The signed copy of the Indigenous Education BlueprintThis new collaborative endeavor will continue to grow as more stakeholders and community groups are asked to join in the education partnership.

Next steps include action items such as establishing a steering committee with all signatories, creating a collaborative website and social media platform, and hosting an Indigenous education conference.

“This monumental undertaking will help transform our province by celebrating Indigenous success, and helping to heal and reconcile the wrongs of the past,” says Deborah Young, Executive Lead of Indigenous Achievement at the University of Manitoba. “The depth and extent of this collaborative effort will create pathways and safe spaces in our education institutions for Indigenous students and, remarkably, we are only just getting started. This partnership will grow in membership and mandate, strengthening our province’s ability to close the gap between Indigenous and non-Indigenous peoples.”

The educational partners who will sign the historic Blueprint in Migizii Agamik – Bald Eagle Lodge, at the University of Manitoba, include: University of Winnipeg, Brandon University, Université de Saint-Boniface, Canadian Mennonite University, University College of the North, Red River College, Manitoba Institute of Trades and Technology, Assiniboine Community College, Manitoba School Boards Association, and the University of Manitoba.

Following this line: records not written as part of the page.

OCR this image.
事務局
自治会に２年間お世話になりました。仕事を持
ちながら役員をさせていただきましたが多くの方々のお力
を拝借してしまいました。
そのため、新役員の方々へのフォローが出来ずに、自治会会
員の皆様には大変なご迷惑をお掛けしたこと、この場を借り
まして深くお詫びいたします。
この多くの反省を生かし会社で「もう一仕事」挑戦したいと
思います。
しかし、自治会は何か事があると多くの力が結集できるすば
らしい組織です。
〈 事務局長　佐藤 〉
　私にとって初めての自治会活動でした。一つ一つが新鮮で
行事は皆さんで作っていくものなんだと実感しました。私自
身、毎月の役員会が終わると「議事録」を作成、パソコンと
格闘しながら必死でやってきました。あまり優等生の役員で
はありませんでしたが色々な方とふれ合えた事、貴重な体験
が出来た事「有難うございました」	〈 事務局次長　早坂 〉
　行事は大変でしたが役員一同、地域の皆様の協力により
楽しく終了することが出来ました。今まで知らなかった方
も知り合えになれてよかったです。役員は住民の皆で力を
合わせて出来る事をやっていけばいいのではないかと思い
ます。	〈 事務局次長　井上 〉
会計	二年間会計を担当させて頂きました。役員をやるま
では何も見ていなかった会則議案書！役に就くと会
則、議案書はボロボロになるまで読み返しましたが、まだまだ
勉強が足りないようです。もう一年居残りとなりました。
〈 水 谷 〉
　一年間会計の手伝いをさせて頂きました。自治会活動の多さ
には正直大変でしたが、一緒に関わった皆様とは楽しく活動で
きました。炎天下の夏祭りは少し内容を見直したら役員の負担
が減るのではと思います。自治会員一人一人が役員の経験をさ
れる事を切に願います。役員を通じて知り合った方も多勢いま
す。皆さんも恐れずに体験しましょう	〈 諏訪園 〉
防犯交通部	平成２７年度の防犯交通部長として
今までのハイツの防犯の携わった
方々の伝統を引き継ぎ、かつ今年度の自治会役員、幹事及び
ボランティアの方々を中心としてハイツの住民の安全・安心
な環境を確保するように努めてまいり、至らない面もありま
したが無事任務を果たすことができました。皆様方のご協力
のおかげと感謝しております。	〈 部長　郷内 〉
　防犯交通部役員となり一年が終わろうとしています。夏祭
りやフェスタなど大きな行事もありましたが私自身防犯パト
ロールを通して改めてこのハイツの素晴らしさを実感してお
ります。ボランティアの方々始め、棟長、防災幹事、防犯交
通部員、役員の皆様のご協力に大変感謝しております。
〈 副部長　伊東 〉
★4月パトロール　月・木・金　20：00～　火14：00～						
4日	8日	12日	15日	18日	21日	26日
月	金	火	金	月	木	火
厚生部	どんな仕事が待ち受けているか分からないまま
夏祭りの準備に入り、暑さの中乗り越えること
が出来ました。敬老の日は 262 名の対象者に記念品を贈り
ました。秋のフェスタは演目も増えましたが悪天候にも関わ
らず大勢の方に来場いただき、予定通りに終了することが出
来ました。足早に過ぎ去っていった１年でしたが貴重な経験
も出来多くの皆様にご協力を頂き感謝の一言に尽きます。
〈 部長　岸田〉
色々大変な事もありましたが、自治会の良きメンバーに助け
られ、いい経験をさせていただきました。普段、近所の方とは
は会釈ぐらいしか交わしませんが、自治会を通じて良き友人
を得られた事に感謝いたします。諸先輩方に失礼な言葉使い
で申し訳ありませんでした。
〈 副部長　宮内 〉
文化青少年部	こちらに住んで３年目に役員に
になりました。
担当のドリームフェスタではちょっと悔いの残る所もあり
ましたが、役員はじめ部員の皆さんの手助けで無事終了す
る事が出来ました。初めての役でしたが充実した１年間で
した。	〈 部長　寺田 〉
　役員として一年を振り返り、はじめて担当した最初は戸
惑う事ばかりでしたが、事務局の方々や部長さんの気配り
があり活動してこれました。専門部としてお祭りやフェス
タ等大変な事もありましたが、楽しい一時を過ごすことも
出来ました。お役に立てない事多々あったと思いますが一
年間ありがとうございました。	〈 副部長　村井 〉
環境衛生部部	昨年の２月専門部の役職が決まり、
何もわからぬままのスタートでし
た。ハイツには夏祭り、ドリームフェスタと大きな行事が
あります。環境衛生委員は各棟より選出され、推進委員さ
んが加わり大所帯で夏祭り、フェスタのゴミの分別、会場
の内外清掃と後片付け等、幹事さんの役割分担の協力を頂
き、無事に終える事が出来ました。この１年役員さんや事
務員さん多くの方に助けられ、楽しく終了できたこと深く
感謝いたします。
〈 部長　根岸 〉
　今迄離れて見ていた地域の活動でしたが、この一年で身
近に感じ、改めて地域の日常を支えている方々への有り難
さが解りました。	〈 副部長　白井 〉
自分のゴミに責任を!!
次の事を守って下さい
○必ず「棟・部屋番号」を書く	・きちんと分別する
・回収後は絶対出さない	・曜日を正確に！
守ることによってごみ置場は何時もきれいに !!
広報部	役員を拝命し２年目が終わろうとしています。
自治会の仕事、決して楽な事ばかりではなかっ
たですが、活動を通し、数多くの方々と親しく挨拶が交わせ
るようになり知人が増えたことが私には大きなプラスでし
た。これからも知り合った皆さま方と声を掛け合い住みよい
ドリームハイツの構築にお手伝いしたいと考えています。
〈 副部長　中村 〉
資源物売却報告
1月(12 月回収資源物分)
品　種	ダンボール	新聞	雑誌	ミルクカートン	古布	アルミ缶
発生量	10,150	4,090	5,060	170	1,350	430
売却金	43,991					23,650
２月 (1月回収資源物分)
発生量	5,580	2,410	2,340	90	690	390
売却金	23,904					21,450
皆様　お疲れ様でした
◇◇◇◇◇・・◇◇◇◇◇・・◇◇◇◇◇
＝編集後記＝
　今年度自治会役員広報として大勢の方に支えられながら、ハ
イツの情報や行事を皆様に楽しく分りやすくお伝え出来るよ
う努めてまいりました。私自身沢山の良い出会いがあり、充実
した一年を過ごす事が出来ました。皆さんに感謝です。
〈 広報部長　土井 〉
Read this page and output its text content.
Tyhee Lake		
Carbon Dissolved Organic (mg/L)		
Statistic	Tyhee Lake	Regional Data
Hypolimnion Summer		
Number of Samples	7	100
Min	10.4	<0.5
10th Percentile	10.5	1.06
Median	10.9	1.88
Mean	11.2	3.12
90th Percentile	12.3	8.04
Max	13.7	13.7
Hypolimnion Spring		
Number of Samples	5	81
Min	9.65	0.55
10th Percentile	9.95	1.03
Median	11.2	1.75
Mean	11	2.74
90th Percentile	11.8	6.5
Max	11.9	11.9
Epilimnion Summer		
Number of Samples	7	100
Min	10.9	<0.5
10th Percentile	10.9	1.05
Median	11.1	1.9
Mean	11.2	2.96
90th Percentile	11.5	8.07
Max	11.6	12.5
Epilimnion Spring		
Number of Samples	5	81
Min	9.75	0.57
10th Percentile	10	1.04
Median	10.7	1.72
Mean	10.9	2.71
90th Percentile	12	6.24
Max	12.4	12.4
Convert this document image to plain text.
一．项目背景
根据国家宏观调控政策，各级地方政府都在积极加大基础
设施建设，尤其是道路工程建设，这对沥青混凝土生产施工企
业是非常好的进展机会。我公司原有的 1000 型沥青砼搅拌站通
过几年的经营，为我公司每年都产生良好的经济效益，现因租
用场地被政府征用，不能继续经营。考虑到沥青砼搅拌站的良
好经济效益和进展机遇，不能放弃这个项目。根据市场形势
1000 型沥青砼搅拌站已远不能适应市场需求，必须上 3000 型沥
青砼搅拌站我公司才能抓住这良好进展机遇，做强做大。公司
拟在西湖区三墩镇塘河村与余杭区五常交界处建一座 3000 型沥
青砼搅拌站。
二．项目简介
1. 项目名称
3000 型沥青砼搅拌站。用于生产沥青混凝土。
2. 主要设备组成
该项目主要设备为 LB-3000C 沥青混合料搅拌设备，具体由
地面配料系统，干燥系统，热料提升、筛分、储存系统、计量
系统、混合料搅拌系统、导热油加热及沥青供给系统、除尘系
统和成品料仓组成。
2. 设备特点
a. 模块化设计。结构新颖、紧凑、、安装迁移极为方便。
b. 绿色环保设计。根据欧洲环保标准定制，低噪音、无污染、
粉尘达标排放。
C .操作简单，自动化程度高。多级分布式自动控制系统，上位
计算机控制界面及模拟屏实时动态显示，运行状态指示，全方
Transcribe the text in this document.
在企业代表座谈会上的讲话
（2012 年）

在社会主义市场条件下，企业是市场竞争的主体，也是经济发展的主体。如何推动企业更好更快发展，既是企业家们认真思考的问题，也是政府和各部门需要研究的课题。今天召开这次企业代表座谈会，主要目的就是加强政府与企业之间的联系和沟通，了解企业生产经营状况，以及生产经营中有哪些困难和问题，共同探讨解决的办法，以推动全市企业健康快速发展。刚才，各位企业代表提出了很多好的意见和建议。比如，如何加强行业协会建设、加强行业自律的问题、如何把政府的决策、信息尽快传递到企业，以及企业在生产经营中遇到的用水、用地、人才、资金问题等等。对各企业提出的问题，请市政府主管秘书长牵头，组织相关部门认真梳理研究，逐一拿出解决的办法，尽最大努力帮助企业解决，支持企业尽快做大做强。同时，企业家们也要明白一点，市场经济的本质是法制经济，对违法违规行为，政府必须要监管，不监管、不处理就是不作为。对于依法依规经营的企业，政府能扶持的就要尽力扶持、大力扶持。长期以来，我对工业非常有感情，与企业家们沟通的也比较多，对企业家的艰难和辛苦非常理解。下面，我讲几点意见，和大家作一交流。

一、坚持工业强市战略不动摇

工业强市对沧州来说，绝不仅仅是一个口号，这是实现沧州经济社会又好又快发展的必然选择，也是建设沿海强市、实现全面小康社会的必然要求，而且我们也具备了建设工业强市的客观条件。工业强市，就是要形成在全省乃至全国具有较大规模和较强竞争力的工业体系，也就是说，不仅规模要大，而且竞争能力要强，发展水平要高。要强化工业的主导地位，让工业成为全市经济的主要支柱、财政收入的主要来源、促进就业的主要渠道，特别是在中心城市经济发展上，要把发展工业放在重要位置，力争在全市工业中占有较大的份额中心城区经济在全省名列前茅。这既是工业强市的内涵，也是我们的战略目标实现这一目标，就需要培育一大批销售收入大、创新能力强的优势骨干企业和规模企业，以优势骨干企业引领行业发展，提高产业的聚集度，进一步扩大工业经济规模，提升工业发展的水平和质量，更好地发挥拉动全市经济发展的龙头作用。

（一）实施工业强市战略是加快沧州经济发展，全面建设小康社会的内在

By signing the Indigenous Education Blueprint, the signatories commit to:

  1. Engaging with Indigenous peoples in respectful and reciprocal relationships and to realize the right to self-determination, and to advance reconciliation, language and culture through education, research and skill development;
  2. Bringing Indigenous knowledge, languages and intellectual traditions, models and approaches into curriculum and pedagogy;
  3. Promoting research and learning that reflects the history and contemporary context of the lives of Indigenous peoples;
  4. Increasing access to services, programs, and supports to Indigenous students, to ensure a learning environment is established that fosters learner success;
  5. Collaborating to increase student mobility to better serve the needs of Indigenous students;
  6. Building school and campus communities that are free of racism, value diversity and foster cultural safety;
  7. Increasing and measuring Indigenous school and post-secondary participation and success rates;
  8. Showcasing successes of Indigenous students and educators;
  9. Reflecting the diversity of First Nations, Inuit and Métis cultures in Manitoba through institutional governance and staffing policies and practices; and
  10. Engaging governments and the private and public sectors to increase labour market opportunities for Indigenous graduates.

 

James Wilson (L) and david Barnard sign an MOU to enhance Treaty education at the U of M

James Wilson (L) and david Barnard sign an MOU to enhance Treaty education at the U of M

The University of Manitoba also recently signed a Memorandum of Understanding with the Treaty Relations Commission of Manitoba (TRCM). The MOU will enhance learning experiences for students, staff, and faculty relative to Treaty and Treaty related matters. By entering this new formal relationship, the U of M and the TRCM will bolster Treaty education by sharing their expertise with each other to the benefit of all.

Indigenous Achievement is an institutional priority of the University of Manitoba, and is one of the five pillars of the University of Manitoba’s $500-million Front and Centre comprehensive fundraising campaign . By collaborating with Indigenous communities and stakeholders, the University of Manitoba is rebuilding trust in the current education system, striving to be a welcoming place that translates into success for Indigenous students and their families.